The American Museum of Natural History Research Library Announces the Launch of Its Digital Special Collections Image Database Website
by Tom Baione on
The Research Library at the American Museum of Natural History is pleased to announce the launch of its image database website, Digital Special Collections. A long-term endeavor to create comprehensive access to the Museum’s rich and varied visual collections, the site features archival photographs, rare book illustrations, drawings, notes, letters, art, and Museum memorabilia. The archival photographic images document a wide variety of Museum efforts in New York and around the globe, including the creation and installation of exhibitions, expeditions and specimen collection around the globe, and Museum educational programs and activities throughout the 20th century.

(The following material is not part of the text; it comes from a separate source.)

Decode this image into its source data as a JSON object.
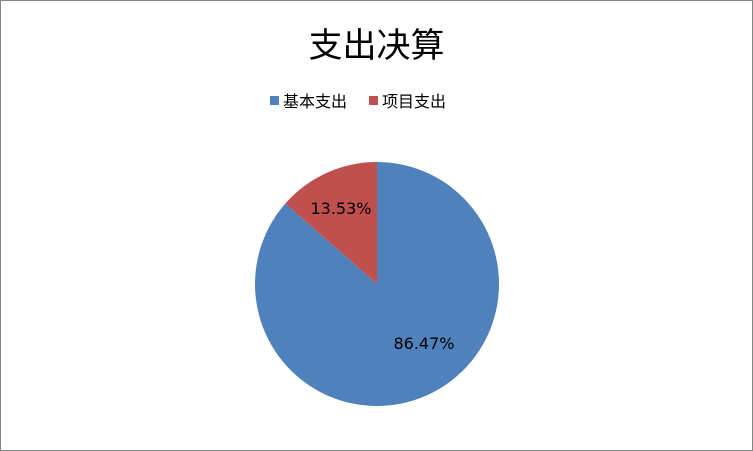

The Museum’s new Digital Special Collections launched its Omeka (open source software)-powered site featuring more than 7,000 images, with more added every week from across the library’s historic and globally significant holdings. Noteworthy collections showcased include lantern slides created at the turn of the 20th century by Museum staff to illustrate culture, paleontology, and zoology in places as diverse as Greenland, Mongolia, and Africa; the Julian Dimock Collection, which documents moments in the daily lives of African Americans in South Carolina, new immigrants at Ellis Island, and the Seminole Indians of Florida at the turn of the last century; and the Lumholtz Collection, which documents four expeditions led by ethnographer Carl S. Lumholtz to northwestern Mexico between 1890 and 1898 and includes portraits of the indigenous peoples of Mexico.
These collections also include images of rare book plates from Natural Histories: Extraordinary Rare Book Selections from the American Museum of Natural History Library, a book edited by Library Director Tom Baione and published in 2012 that features illustrations from the work of pioneers in natural science from as early as the 16th century, and from the Jesup North Pacific Expedition, which documented the people and cultures of the Pacific Northwest Coast of North America and the Eastern Coast of Siberia from 1897 through 1902.
The project would not be possible without interns and volunteers for scanning, guided by the Library Digital Lab Manager Anna Rybakov, and metadata management and image cataloging directed by the Library's Visual Resources Librarian Stacy Schiff, through relationships with New York area graduate programs in library and information science. Collections are selected by the Museum Archivist and Head of Special Collections Barbara Mathé, with special consideration for the needs of researchers, scholars, and cultural communities.
The site, managed by Library Digital Projects Manager Jen Cwiok, provides technical information on scanning and metadata specifications and standards used, as well as the style guide and documentation manual composed for training and recording the evolution of the database through its growth.
The Digital Special Collections project received foundational support from the New York Metropolitan Library Council in the form of a 2005 digitization grant.